No Arpoador, apesar do frio, havia um menino brincando nas ondas; achei que ele corresse perigo, levado pela ressaca. Um jovem avançou no mar para trazê-lo de volta para a praia.

Nos anos 80, três vezes por ano, eu ia de Porto Alegre ao Rio para acompanhar meu filho até o avião que o levaria de volta para a França, onde ele morava com a mãe. Era o fim de suas férias e o momento em que a gente ia se separar, de novo. Chegávamos ao Galeão ao meio-dia e corríamos de táxi até Ipanema para mergulharmos no mar antes de ele embarcar. Pois é, no sábado passado, cruzei o olhar do menino que voltava das ondas: era um olhar de crítica e decepção por eu deixá-lo viajar para longe de mim ou por eu ter viajado para longe dele -era o olhar de meu filho.

Do Leblon ao Arpoador, passei por vários níveis do videogame de minha vida e, embora houvesse gente nas ruas, no fundo, não encontrei ninguém de verdade, só assombrações.

Há mais uma razão pela qual o mundo de "A Origem" me pareceu curiosamente familiar. Disse que, no filme, os heróis acompanham alguém num passeio pelo seu mundo psíquico e, nessa andança, eles extraem e inserem pensamentos. É muito diferente do trabalho de um psicoterapeuta ou psicanalista?

Sem revelar nada que atrapalhe o prazer dos futuros espectadores:

1) Para sair um pouco da assombração, é bom matar alguns fantasmas (o de um antigo amor que nos pede, por exemplo, para morrer com ele, ou o de um pai cujas últimas palavras continuam vivas como uma maldição). Suicidar nosso narcisismo também nos ajuda a voltar para a realidade. Mas é bom não confundir o suicídio de nosso narcisismo com o suicídio de nossa pessoa.
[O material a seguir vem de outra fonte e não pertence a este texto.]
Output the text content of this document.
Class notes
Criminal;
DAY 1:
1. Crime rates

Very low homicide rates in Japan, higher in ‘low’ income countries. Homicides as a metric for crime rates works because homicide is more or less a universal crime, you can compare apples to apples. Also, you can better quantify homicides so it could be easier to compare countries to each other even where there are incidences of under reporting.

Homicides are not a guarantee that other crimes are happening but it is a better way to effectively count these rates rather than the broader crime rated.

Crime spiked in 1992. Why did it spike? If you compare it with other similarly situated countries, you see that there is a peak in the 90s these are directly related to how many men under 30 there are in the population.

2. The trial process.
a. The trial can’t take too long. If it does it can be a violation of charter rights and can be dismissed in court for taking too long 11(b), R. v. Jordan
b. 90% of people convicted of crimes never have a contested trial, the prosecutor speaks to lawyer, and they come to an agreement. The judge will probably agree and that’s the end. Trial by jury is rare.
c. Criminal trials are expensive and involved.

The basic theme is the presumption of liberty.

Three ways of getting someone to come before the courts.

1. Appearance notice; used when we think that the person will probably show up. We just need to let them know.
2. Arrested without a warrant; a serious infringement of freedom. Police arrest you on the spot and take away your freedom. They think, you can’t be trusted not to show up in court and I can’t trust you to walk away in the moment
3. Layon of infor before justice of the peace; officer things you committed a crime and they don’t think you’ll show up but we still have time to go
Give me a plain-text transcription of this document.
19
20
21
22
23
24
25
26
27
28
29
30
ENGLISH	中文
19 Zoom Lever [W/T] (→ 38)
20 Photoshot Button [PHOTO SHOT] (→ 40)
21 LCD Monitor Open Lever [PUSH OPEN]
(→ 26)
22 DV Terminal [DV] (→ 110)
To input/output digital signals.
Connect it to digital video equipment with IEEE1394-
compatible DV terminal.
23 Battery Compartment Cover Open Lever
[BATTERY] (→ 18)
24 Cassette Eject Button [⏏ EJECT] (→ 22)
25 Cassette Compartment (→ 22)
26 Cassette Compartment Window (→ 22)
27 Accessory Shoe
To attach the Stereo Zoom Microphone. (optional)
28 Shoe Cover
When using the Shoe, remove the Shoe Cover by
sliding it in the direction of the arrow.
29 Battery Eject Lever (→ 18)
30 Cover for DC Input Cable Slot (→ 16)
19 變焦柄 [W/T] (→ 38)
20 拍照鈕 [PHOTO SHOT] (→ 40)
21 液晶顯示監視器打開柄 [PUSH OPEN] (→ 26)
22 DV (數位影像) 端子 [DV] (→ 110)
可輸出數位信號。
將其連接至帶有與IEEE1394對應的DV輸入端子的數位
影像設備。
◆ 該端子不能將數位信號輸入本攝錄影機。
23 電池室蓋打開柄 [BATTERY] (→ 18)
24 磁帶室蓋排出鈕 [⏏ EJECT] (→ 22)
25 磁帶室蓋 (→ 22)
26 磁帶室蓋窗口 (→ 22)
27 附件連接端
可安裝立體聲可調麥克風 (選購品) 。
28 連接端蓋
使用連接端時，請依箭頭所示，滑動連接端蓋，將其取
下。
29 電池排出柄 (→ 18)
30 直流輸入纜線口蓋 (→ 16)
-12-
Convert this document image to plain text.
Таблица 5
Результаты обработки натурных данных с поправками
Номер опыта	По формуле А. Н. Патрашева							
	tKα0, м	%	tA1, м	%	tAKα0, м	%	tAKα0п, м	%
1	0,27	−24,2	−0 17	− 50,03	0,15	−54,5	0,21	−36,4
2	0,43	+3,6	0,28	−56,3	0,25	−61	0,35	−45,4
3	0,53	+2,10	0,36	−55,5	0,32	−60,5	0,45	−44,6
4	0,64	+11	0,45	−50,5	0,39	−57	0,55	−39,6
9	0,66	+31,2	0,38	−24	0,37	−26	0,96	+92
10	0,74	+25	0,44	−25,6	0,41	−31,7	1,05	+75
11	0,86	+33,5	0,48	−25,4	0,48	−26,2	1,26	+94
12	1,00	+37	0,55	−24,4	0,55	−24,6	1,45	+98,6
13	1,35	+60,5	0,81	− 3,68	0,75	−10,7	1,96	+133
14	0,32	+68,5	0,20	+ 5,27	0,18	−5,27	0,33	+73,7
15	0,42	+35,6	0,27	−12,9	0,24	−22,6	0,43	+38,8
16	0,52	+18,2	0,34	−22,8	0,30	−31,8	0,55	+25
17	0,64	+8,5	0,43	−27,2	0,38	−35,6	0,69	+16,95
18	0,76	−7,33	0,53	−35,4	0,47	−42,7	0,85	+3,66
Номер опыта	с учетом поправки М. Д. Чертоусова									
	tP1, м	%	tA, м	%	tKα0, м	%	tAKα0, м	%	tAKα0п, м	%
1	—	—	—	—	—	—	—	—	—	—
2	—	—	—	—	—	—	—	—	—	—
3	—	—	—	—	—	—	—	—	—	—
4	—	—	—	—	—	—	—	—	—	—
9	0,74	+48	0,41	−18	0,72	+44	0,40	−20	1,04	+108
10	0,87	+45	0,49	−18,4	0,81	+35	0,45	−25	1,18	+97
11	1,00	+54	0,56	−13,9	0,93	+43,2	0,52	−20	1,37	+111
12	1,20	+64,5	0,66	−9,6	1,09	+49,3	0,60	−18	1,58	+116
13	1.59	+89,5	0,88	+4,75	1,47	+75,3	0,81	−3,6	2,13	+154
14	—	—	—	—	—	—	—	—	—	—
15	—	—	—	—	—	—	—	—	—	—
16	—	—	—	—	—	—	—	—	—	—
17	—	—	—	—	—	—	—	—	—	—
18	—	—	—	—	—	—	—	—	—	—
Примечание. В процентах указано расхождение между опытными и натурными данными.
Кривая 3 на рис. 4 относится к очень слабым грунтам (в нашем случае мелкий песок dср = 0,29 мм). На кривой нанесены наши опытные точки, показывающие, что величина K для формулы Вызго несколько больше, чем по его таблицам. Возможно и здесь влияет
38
2) No fim do filme, a vítima de nossos heróis descobre algo que muda seu futuro de maneira positiva -qualquer terapeuta concordaria. Essa "verdade" foi plantada por nossos heróis, os quais também arquitetaram o lugar escondido e proibido onde a vítima encontra seu "segredo" (o que faz, obviamente, que ela aceite e preze essa "descoberta", que é, de fato, um engodo).

Qualquer psicanalista ou psicoterapeuta dirá que, numa cura, ele pode extrair pensamentos nocivos e desnecessários, mas ele nunca inseriria nada; isso seria sugestão, coisa de padre e pastor.
Concordo, mas, saindo do cinema, pensei: e se, como os heróis de Nolan, a gente estivesse praticando a arte insidiosa (e, às vezes, benéfica) de plantar no paciente nossas ideias transvestidas de segredos? Foucault adoraria essa dúvida.

Só me resta desejar a todos um bom filme.

domingo, 8 de agosto de 2010

Castigos físicos


O castigo físico acaba com a autoridade de quem castiga, pois revela que seu argumento é a força


UMA RECENTE pesquisa Datafolha (Folha, 26/7) mostra que, no Brasil, 69% das mães e 44% dos pais admitem ter batido nos filhos.

Parêntese. Os pais são tão violentos quanto as mães: simplesmente, eles passam menos tempo em casa e lidam menos com o "adestramento" dos filhos.

A pesquisa constata também que 72% dos adultos sofreram castigos físicos quando crianças. Como se explica, então, o fato de que 54% dos brasileiros se declaram contrários ao projeto de lei que proíbe os castigos físicos em crianças? Há várias hipóteses possíveis.

1) Talvez quem apanhou quando criança não queira perder o direito de se vingar em cima dos filhos.

2) Talvez não aceitemos a ideia de que os nossos pais tinham sobre nós uma autoridade maior do que a que nós temos ou teremos sobre nossos filhos.

3) Na mesma linha, talvez estejamos dispostos a apanhar dos superiores sob a condição de sermos autorizados a bater nos subalternos.
Nota: aceitar apanhar dos mais poderosos para poder bater nos mais fracos é a caraterística que resume a personalidade burocrático-autoritária do funcionário fascista.

4) A autoridade, dizem alguns com razão, sempre tem um pé na coação e recorre à força quando seu prestígio não for suficiente para ela se impor. Hoje, a autoridade simbólica dos adultos é cada vez menor. É provável que os próprios adultos sejam responsáveis por isso (principalmente, por eles se comportarem cada vez mais como crianças); tanto faz, o que importa é que o prestígio dos adultos não lhes garante mais respeito e obediência. Portanto, a palavra aos tabefes.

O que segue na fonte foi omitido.